After the Synod had passed all the decrees, Menezes delivered his final charge to the assembly. A procession was made round the church, during which Te Dcum was sung by choir and people. This ended, the Archbishop pronounced his benediction to which the Archdeacon responded aloud "Let us depart in peace" and Synod broke up. Thus the Synod of Udayamperur came to an end after a session of six days, in June 26, 1599. The Archbishop then spent two months in visiting and organising the churches, and soon after returned to Goa. But the Jesuit government became so intolerable to the Syrian Christians that they resolved to have a bishop of their own from the East and applied to Babylon, Alexandria, Antioeh and other headquarters, as if these ecclesiastics possessed the same creed. 
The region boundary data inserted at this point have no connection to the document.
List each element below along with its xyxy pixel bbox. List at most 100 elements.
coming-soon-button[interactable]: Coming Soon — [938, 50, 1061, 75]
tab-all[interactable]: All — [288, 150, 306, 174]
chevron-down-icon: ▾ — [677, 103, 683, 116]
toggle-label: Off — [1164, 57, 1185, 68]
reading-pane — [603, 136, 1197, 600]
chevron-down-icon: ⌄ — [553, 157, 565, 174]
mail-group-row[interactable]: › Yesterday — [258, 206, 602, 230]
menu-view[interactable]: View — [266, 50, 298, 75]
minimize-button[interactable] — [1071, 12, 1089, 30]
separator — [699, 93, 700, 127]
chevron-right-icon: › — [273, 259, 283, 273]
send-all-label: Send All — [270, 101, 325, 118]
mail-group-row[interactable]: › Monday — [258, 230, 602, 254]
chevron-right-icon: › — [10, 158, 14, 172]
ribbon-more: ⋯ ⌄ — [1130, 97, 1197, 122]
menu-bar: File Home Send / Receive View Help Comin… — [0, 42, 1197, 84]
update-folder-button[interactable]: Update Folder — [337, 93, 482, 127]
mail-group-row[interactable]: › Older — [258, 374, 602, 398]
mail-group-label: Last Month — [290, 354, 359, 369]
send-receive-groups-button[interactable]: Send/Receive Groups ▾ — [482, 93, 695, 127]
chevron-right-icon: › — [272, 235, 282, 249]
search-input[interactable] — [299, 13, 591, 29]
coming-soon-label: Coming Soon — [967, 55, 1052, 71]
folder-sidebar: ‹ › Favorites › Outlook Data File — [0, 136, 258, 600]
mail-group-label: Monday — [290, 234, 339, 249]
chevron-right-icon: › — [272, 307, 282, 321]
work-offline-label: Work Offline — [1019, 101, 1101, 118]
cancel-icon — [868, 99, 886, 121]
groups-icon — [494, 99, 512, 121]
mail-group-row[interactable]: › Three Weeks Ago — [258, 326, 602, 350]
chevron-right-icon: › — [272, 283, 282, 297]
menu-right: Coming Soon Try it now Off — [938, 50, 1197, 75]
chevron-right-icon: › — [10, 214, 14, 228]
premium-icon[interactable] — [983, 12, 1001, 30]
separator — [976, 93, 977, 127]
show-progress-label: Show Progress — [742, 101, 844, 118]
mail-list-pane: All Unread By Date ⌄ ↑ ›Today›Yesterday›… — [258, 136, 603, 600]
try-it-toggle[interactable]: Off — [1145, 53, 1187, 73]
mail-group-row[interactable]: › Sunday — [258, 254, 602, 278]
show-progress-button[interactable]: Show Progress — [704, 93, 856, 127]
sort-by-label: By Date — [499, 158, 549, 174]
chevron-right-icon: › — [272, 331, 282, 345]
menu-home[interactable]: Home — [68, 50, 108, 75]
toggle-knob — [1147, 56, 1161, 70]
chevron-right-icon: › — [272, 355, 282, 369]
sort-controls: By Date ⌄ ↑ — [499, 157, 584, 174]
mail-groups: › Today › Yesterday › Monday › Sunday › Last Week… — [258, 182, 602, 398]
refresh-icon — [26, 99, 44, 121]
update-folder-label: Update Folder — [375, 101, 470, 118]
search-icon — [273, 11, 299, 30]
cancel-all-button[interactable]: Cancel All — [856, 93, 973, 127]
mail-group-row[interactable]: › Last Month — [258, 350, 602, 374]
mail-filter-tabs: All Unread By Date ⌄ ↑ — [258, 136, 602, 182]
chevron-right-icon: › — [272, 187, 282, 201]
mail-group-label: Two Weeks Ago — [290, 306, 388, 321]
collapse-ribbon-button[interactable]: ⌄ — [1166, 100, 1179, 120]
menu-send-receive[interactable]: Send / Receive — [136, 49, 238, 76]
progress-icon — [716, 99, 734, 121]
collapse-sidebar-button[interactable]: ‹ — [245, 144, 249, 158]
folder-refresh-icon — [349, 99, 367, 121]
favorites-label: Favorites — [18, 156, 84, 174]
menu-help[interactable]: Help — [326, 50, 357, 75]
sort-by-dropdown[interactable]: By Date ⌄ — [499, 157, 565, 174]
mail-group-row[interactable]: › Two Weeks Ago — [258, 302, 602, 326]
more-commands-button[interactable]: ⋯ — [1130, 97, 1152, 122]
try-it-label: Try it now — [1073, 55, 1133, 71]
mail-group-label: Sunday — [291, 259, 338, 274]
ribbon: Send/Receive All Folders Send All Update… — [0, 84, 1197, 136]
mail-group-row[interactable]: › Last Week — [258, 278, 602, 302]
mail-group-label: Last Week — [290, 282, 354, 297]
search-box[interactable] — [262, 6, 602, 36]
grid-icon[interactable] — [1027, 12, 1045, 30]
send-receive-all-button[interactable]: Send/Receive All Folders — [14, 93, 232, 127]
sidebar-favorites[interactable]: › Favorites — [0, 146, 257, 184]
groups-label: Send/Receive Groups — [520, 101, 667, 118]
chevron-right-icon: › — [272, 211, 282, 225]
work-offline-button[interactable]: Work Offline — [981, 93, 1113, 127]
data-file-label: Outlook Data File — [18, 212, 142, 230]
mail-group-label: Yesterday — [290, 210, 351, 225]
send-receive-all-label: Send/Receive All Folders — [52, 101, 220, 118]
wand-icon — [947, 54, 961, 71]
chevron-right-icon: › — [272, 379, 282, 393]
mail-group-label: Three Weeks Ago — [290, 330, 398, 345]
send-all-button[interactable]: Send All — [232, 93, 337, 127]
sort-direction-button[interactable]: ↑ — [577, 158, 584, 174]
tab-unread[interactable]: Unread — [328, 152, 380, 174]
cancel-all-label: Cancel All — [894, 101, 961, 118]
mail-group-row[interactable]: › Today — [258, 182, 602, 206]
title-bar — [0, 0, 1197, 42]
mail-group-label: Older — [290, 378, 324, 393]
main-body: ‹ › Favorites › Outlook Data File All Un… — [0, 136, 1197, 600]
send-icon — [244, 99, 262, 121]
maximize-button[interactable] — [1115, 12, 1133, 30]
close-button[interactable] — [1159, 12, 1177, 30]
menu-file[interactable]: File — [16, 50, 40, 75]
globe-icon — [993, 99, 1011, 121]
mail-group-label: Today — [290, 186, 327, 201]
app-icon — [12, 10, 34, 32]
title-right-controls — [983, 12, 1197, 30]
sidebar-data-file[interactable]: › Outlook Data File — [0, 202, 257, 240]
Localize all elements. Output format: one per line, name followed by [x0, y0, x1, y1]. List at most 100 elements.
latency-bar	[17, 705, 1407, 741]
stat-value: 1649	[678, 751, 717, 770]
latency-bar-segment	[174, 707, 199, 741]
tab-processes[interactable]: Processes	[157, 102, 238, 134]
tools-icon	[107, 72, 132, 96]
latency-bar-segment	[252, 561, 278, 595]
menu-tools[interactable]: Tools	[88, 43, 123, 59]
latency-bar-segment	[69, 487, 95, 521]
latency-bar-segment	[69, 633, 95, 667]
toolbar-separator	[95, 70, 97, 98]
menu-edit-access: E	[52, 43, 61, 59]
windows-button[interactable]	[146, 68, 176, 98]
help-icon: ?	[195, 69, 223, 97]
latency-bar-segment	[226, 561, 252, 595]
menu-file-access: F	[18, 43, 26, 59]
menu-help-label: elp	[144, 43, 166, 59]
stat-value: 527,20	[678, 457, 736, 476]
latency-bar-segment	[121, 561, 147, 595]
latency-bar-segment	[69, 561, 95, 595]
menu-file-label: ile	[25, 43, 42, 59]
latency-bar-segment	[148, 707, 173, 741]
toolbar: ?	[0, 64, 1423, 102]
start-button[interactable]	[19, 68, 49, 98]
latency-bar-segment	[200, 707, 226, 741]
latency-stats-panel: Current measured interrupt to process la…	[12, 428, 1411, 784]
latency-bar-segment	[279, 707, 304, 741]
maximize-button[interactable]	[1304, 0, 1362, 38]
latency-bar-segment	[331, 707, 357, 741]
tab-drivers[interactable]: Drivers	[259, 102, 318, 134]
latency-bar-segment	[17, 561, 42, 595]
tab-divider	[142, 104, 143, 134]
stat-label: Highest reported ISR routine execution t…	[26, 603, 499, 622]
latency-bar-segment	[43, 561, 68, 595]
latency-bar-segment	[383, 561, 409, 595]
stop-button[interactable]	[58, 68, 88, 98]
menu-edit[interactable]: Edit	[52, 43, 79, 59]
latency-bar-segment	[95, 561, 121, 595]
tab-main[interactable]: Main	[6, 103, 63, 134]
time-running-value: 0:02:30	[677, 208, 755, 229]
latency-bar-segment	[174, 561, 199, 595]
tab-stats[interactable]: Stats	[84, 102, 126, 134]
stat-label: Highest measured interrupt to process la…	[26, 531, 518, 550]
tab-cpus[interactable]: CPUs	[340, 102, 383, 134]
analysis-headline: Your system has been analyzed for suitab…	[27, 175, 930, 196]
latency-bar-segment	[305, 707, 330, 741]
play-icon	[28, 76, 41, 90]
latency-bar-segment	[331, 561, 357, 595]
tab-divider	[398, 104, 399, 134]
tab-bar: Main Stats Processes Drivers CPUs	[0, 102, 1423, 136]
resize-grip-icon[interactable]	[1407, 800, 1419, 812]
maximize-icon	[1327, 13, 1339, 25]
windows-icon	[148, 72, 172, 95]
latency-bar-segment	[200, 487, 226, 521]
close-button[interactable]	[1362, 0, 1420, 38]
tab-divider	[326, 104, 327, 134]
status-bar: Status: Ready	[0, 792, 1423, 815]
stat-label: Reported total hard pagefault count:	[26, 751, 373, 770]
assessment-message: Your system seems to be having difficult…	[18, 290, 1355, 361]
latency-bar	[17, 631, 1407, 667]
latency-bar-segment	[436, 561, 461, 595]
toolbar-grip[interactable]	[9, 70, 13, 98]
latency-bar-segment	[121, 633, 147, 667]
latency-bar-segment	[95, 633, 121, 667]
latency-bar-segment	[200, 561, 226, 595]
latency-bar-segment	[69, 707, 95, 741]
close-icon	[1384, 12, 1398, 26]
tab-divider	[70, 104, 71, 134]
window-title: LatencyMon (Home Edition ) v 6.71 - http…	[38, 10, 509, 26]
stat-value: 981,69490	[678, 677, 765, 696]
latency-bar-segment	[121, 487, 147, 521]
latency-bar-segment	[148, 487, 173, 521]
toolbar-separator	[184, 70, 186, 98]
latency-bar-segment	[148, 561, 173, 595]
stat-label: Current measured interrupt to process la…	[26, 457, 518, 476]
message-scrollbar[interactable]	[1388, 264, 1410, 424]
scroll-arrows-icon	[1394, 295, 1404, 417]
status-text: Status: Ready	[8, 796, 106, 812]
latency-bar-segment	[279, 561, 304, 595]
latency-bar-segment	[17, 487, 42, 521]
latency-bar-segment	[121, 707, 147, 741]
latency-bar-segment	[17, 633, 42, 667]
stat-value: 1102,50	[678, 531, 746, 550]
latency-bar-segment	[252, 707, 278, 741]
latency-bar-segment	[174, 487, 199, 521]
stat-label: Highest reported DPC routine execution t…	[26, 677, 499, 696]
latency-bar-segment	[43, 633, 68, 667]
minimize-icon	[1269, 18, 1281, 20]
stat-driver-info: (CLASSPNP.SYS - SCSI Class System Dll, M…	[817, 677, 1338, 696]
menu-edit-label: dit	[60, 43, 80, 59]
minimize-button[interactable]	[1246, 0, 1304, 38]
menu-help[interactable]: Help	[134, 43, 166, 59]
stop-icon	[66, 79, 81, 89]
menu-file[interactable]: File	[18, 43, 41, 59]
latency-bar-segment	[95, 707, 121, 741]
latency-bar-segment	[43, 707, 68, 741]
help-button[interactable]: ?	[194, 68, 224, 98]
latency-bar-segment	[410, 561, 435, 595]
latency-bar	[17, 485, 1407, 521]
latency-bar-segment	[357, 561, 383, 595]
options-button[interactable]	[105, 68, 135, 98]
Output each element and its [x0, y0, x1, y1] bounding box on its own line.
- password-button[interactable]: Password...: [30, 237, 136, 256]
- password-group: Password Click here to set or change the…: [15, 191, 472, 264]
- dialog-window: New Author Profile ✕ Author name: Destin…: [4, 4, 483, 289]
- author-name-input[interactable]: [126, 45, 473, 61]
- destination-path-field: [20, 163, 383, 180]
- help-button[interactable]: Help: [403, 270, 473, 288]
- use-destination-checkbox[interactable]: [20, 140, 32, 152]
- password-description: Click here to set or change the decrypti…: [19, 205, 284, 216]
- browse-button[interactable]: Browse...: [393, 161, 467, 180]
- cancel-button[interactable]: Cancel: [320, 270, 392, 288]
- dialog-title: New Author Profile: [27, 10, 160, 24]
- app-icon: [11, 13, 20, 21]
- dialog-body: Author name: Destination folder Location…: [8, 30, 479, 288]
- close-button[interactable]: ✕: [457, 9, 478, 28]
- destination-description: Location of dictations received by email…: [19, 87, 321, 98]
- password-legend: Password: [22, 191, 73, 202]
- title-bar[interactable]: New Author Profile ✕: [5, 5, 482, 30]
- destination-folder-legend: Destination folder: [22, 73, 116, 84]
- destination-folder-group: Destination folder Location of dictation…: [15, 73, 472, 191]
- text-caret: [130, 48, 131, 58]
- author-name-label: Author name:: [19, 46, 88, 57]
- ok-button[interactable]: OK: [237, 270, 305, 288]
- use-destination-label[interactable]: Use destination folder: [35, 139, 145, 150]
A man named Ahatalla, otherwise known as Mar Ignatius, was accordingly sent by the Patriarch of Antioch but was on the way intercepted by the Portuguese who secured him at Goa and shipped him off to Europe. According to another account he was either drowned in the Cochin harbour or burned at the Inquisition at Goa.This cruel deed so far provoked a large body of Syrians that they met in solemn conclave at the Coonan Cross at Mattancherry in Cochin, and with one voice renounced their allegiance to the Church of Rome. This incident marks an epoch in the history of the Syrian Church, and led to a separation of the community into two parties, viz,, the Pazhayakuru (the Syrian Romans) who adhered to the Church of Rome according to the Synod at Diamper, and the Puttenkuru, the Jacobite Syrians, who, after the Oath at the Coonan Cross, got Mar Gregory from Antioch, acknowledged the spiritual supremacy thereof. The former owed its foundation to the Archbishop Menezes, and the Syond at Diamper in 1599, and its reconciliation after the revolt to the Carmelite bishop Father Joseph of St. Mary, whom the Pope appointed in 1659, without the knowledge of the King of Portugal, as the Vicar Apostolic of Malabar. It retains in its services the Syrian language and ritual and acknowledges the spiritual authority of the Pope and the Vicar Apostolic. The members of this party are known as the Catholics of the Syrian rite to distinguish them from the converts direct from heathenism to the Latin church of the Roman missionaries.
___________________

*John Margnoli:Giovanni de' Marignolli ( Johannes Marignola ) variously anglicized as John of Marignolli or John of Florence,was a notable 14th-century Catholic European traveller to medieval China and India.He reached Quilon in Easter week of 1348.